Similarly, an ethical nation would have no problem asking each to contribute their fair share. Those to whom so much is given, a corresponding amount would be asked. The wealthy and our corporations could pay their fair share of taxes rather than exploit loopholes and pay hundreds of attorneys and accountants to extract every last penny from our society they can.

An ethical nation would wage war only when necessary. An ethical nation would not only avoid unnecessary wars, but would not deliberately concoct lies in order to wage war under false pretenses.

A just ethical nation would respect it’s treaties. A just ethical nation would abide by it’s founding documents and founding ideals. A just and ethical nation that claims they “hate us for our freedom” would not torture prisoners of war, no matter the perceived threat.

A just and ethical nation is a nation of laws. A nation grounded in ethics would not hold prisoners indefinitely. A nation of laws, an ethical nation would follow those laws no matter who the prisoner, no matter what the crime.

Our nation’s future lies beyond policy. It lies beyond government. It lies beyond our economy, it lies in our character. Whether you believe the market is our salvation or the government, or some altogether different strategy, no path to the future can be had without an ethical people.

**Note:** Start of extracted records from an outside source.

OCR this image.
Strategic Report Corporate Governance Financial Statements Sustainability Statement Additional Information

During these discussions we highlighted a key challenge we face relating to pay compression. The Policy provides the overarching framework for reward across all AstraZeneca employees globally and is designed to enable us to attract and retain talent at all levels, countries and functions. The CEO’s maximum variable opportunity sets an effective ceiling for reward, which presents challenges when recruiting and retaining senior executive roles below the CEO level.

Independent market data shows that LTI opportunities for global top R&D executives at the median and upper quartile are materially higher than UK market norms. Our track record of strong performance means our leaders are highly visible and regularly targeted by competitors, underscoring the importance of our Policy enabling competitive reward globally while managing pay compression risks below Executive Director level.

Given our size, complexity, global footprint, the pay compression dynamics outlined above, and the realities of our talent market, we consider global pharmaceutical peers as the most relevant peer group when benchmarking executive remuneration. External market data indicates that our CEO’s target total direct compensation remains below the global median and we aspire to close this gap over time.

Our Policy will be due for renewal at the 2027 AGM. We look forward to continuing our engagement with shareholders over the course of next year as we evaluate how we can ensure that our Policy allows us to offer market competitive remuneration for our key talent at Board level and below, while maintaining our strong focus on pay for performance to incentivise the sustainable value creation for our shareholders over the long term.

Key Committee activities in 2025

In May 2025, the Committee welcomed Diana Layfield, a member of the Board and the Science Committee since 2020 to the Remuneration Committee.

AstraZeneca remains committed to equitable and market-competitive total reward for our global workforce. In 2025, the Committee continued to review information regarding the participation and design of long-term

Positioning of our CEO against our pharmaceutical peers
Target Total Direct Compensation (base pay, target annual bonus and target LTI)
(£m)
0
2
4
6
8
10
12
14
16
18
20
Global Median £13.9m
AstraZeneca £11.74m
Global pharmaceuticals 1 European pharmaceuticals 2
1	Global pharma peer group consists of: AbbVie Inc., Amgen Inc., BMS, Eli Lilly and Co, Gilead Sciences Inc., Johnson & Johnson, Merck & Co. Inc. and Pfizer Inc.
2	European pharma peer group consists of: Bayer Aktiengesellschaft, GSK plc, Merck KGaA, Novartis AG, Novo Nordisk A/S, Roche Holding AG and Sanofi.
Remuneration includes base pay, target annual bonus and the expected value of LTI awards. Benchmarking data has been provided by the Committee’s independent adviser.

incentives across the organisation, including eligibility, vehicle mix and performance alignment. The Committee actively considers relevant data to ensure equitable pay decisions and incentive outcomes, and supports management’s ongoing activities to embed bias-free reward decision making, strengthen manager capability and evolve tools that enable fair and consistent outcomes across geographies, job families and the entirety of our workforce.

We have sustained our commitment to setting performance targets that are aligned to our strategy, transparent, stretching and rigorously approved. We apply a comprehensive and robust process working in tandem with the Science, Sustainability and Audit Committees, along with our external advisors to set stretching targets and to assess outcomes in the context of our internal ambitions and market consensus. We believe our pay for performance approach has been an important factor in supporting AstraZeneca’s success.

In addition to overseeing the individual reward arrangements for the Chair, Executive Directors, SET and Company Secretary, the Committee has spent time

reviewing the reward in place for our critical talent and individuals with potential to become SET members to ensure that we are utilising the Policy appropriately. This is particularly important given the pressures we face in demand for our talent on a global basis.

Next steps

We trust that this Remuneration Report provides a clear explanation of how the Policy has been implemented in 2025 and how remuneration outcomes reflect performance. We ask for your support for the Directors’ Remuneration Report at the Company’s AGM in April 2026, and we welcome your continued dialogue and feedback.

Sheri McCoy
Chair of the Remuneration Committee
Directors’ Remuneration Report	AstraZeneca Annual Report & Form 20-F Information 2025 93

So long as we promote lies. so long as we deliberately manipulate people to bring out the worst in them, we will not be an ethical society. As our ethics decline so too will our nation. Conservative or liberal, the only path forward is one of ethics, one of laws, one of truth. Engaging in meaningful dialog to move the nation forward from the right or the left can’t happen so long as our new national ethic is purposeful lies.